Je digresse. Le lycée. Ma seconde a été rythmée par des moqueries ouvertes par d’anciens camarades de collège ou des nouveaux. Je pense que c’est là qu’a commencé le cyber-harcèlement. 2006 : l’avènement de MSN et de Skyblog – je n’ai pas échappé à la tendance, surtout avec mon goût pour l’écriture – puis, plus tard, Facebook. Si sur MSN, c’était calme – je pense que ça commençait à être le déclin – je me suis faite critiquée ouvertement sur Skyblog – le mien et celui de mes copines. Traitée de tous les noms. Humiliée. Souillée. C’est vrai que, quand on vit ça, ado, je pense qu’on a tendance à faire comme si cela n’arrivait pas, parce que sinon c’est un aveu de faiblesse.
En première, j’ai commencé à connaître le déclin scolaire. La filière scientifique n’était pas pour moi, je n’étais pas bonne en math ni en SVT. En fin de mon année, cumulant les mauvaises notes et en planant vers le 7-8/20 de moyenne dans les matières scientifiques, j’ai voulu changer de filière. Après rendez-vous, avec ma professeur principale, il a été convenu que, comme j’étais une quiche en français, je redoublerais, en S.
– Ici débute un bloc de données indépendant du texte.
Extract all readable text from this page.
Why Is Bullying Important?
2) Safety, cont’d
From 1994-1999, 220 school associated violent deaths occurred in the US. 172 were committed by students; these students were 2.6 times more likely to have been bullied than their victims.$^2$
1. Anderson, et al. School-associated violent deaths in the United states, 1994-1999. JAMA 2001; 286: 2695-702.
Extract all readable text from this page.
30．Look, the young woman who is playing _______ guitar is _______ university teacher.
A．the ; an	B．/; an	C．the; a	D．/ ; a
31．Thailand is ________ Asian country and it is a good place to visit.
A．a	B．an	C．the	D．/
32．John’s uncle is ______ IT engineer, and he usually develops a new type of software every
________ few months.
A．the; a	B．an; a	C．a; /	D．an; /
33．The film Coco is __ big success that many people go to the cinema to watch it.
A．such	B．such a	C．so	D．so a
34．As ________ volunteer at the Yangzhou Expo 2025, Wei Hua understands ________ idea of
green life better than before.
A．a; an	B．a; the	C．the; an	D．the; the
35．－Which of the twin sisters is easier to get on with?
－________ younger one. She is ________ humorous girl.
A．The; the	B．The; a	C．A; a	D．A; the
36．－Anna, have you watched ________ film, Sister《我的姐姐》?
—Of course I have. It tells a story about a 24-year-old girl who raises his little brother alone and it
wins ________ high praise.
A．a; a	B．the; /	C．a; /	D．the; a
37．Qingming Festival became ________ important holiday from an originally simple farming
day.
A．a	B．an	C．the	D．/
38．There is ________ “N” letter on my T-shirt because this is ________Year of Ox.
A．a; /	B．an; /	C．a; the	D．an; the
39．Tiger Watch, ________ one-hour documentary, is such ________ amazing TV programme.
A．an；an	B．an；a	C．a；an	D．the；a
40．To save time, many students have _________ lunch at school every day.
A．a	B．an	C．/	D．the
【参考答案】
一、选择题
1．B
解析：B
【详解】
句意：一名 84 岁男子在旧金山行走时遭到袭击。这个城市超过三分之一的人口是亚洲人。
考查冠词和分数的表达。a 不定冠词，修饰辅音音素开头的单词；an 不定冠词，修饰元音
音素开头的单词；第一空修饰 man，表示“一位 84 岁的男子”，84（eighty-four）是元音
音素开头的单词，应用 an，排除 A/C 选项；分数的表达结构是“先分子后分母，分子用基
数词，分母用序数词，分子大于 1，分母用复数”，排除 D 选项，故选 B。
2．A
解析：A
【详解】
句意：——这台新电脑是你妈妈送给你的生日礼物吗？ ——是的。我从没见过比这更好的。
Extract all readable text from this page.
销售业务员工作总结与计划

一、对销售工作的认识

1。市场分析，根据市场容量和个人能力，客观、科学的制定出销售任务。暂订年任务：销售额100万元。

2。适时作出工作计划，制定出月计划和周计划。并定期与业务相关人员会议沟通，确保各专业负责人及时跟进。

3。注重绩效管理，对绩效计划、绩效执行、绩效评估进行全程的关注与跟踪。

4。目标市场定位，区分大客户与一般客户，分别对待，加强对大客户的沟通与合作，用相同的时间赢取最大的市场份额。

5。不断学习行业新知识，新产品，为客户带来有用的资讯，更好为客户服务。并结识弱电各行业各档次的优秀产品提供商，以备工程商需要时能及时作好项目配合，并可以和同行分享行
Cette même année, j’étais convoquée dans le bureau de l’intendante : je n’allais pas à la cantine. Effectivement, je n’y allais pas. Le lycée, c’est l’endroit où on peut sortir quand on veut et j’avais découvert ce plus indéniable, surtout pour échapper aux autres. Mais ma carte n’étant jamais passée à la cantine, l’intendance a vite fait le lien. Je devais en parler à mes parents. Je me souviens que ma mère est rentrée en rage ce soir-là. Elle est entrée dans la cuisine, où je me trouvais avec mon père. J’avais décidé de leur dire après le repas, au calme. Elle a hurlé que je ne foutais jamais les pieds à la cantine – elle était passée au lycée pour quelque chose et en avait parlé à la CPE – et a tout de suite pensé que je ne dirais jamais rien. J’ai rétorqué que je comptais leur en parler après le repas. Elle voulait des explications. J’ai fondu en larmes en disant : « je vais pas à la cantine parce que je suis une proie facile, je suis toute seule et ils se moquent de moi. C’est plus simple quand on n’a pas d’ami ». Je me souviens avoir vu dans les yeux de ma mère beaucoup d’incompréhension, la colère de leur avoir menti était encore présente, mais autre chose. Je ne savais pas trop quoi. Je crois que cela commençait à germer dans leur esprit que je n’étais pas la plus rebelle de leur trois enfants pour rien, mais je ne peux pas savoir.
Le début de mon année de redoublement a été un boost certain pour mon égo – j’ai toujours été assez égocentrique sans trop le montrer. Mais je sais que c’est un soucis que je traîne avec moi. J’étais celle qui savait comment c’était la S et je me suis rapidement sentie assez bien dans ma classe, je me suis rapprochée de certaines filles et j’avais l’impression, pour la première fois de ma scolarité de faire partie du groupe. Le seul couac, c’est que mes deux amies qui me restaient du collège et avec qui j’ai traversé ces passes difficiles – comme j’ai pu – ont redoublé également et que j’étais du coup toujours avec elles. Mais je le disais, cela ne m’a pas empêchée de me faire des amies, ou plutôt des copines. J’ai même, pendant cette année, fait deux ou trois soirées chez moi ! Fou à imaginer pour moi.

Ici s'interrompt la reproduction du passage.